Pero… o sorpresa. Los dispositivos que estaban representados en el manual, se encuentran parapetados tras una sucesión de componentes del motor y anejos cuyo nombre y función desconozco, y que sólo permitirían pasar con holgura para accionarlos a la manita de Heidi. Después de un buen rato de manipulación desesperada, aunque cuidadosa, he valorado que no merecía la pena seguir con el tema… al fin y al cabo… se habría hecho de día.

Me disponía a pasar por un taller, donde estarían encantados supongo de cambiarme la bombillita a cambio de una adecuada remuneración. Dos amables compañeros de trabajo se han brindado a ayudarme, y tras arduas maniobras se ha conseguido el objetivo.

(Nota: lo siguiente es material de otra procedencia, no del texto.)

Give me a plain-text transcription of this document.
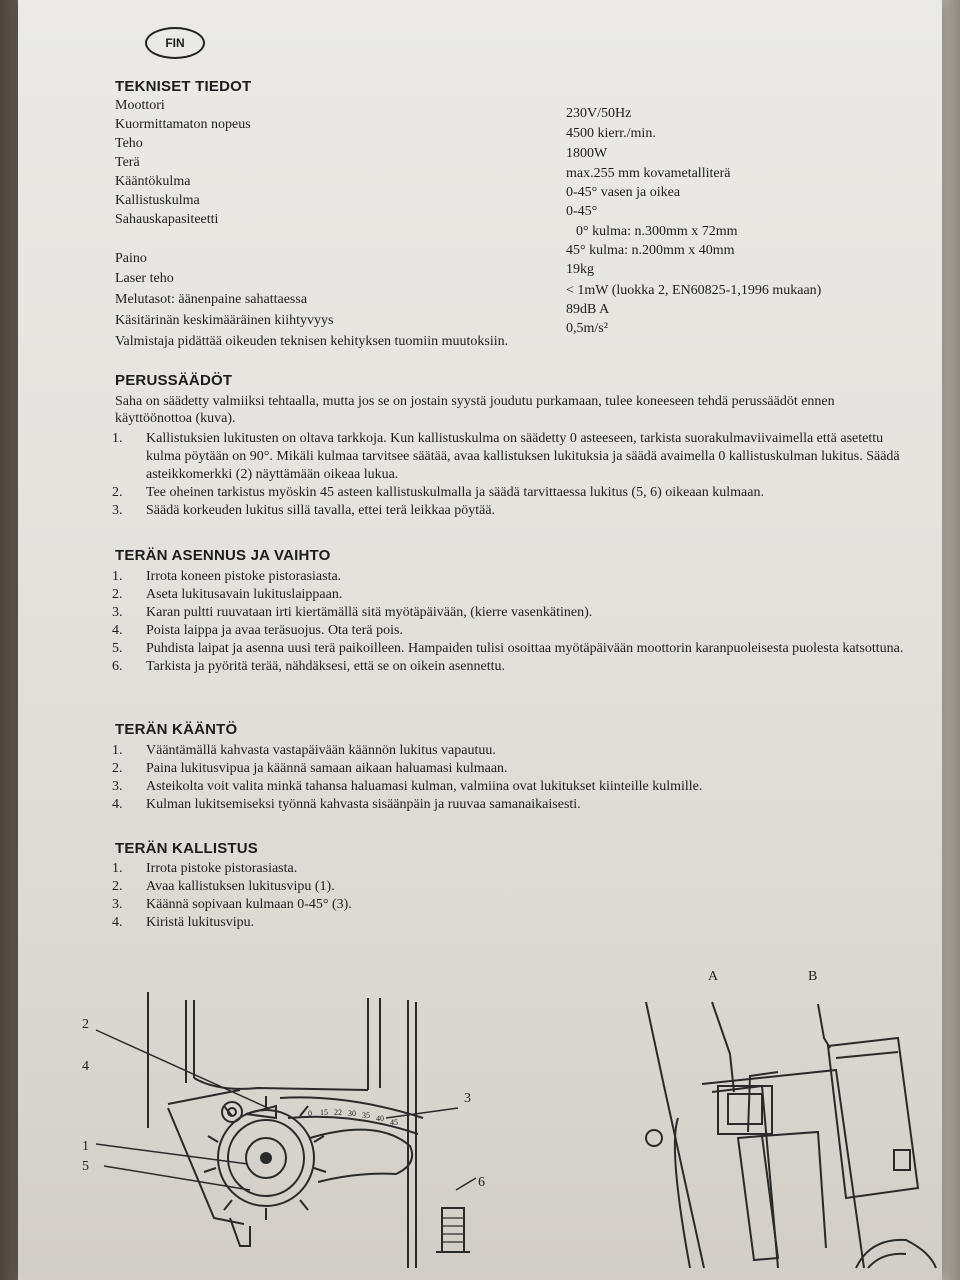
FIN
TEKNISET TIEDOT
Moottori
Kuormittamaton nopeus
Teho
Terä
Kääntökulma
Kallistuskulma
Sahauskapasiteetti
Paino
Laser teho
Melutasot: äänenpaine sahattaessa
Käsitärinän keskimääräinen kiihtyvyys
230V/50Hz
4500 kierr./min.
1800W
max.255 mm kovametalliterä
0-45° vasen ja oikea
0-45°
0° kulma: n.300mm x 72mm
45° kulma: n.200mm x 40mm
19kg
< 1mW (luokka 2, EN60825-1,1996 mukaan)
89dB A
0,5m/s²
Valmistaja pidättää oikeuden teknisen kehityksen tuomiin muutoksiin.
PERUSSÄÄDÖT
Saha on säädetty valmiiksi tehtaalla, mutta jos se on jostain syystä joudutu purkamaan, tulee koneeseen tehdä perussäädöt ennen käyttöönottoa (kuva).
1. Kallistuksien lukitusten on oltava tarkkoja. Kun kallistuskulma on säädetty 0 asteeseen, tarkista suorakulmaviivaimella että asetettu kulma pöytään on 90°. Mikäli kulmaa tarvitsee säätää, avaa kallistuksen lukituksia ja säädä avaimella 0 kallistuskulman lukitus. Säädä asteikkomerkki (2) näyttämään oikeaa lukua.
2. Tee oheinen tarkistus myöskin 45 asteen kallistuskulmalla ja säädä tarvittaessa lukitus (5, 6) oikeaan kulmaan.
3. Säädä korkeuden lukitus sillä tavalla, ettei terä leikkaa pöytää.
TERÄN ASENNUS JA VAIHTO
1. Irrota koneen pistoke pistorasiasta.
2. Aseta lukitusavain lukituslaippaan.
3. Karan pultti ruuvataan irti kiertämällä sitä myötäpäivään, (kierre vasenkätinen).
4. Poista laippa ja avaa teräsuojus. Ota terä pois.
5. Puhdista laipat ja asenna uusi terä paikoilleen. Hampaiden tulisi osoittaa myötäpäivään moottorin karanpuoleisesta puolesta katsottuna.
6. Tarkista ja pyöritä terää, nähdäksesi, että se on oikein asennettu.
TERÄN KÄÄNTÖ
1. Vääntämällä kahvasta vastapäivään käännön lukitus vapautuu.
2. Paina lukitusvipua ja käännä samaan aikaan haluamasi kulmaan.
3. Asteikolta voit valita minkä tahansa haluamasi kulman, valmiina ovat lukitukset kiinteille kulmille.
4. Kulman lukitsemiseksi työnnä kahvasta sisäänpäin ja ruuvaa samanaikaisesti.
TERÄN KALLISTUS
1. Irrota pistoke pistorasiasta.
2. Avaa kallistuksen lukitusvipu (1).
3. Käännä sopivaan kulmaan 0-45° (3).
4. Kiristä lukitusvipu.
0 15 22 30 35 40 45
2
4
1
5
3
6
A	B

Pero la consecución exitosa del objetivo no me impide llevar encima un enojo de no te menees. El cambio de una lámpara se supone que debe ser algo fácil de realizar por el propio usuario ya que le permite seguir circulando con las debidas condiciones de seguridad. Vehículos que presumen en un momento dado de altos nivel de seguridad activa y pasiva, con no se cuantitas estrellas en las pruebas EuroNCAP, quedan a la altura del barro por un tema como este. Y lo que es peor. Comentarios con otras personas a lo largo de la mañana, hablan de una tendencia en este aspecto que se extiende a todas las marcas. Vergonzoso. Auténticamente vergonzoso. Y supongo que será para hacer caja… más todavía… En esto también me fijaré cuando vuelva a comprarme un coche. Aunque todavía pasarán muchos años.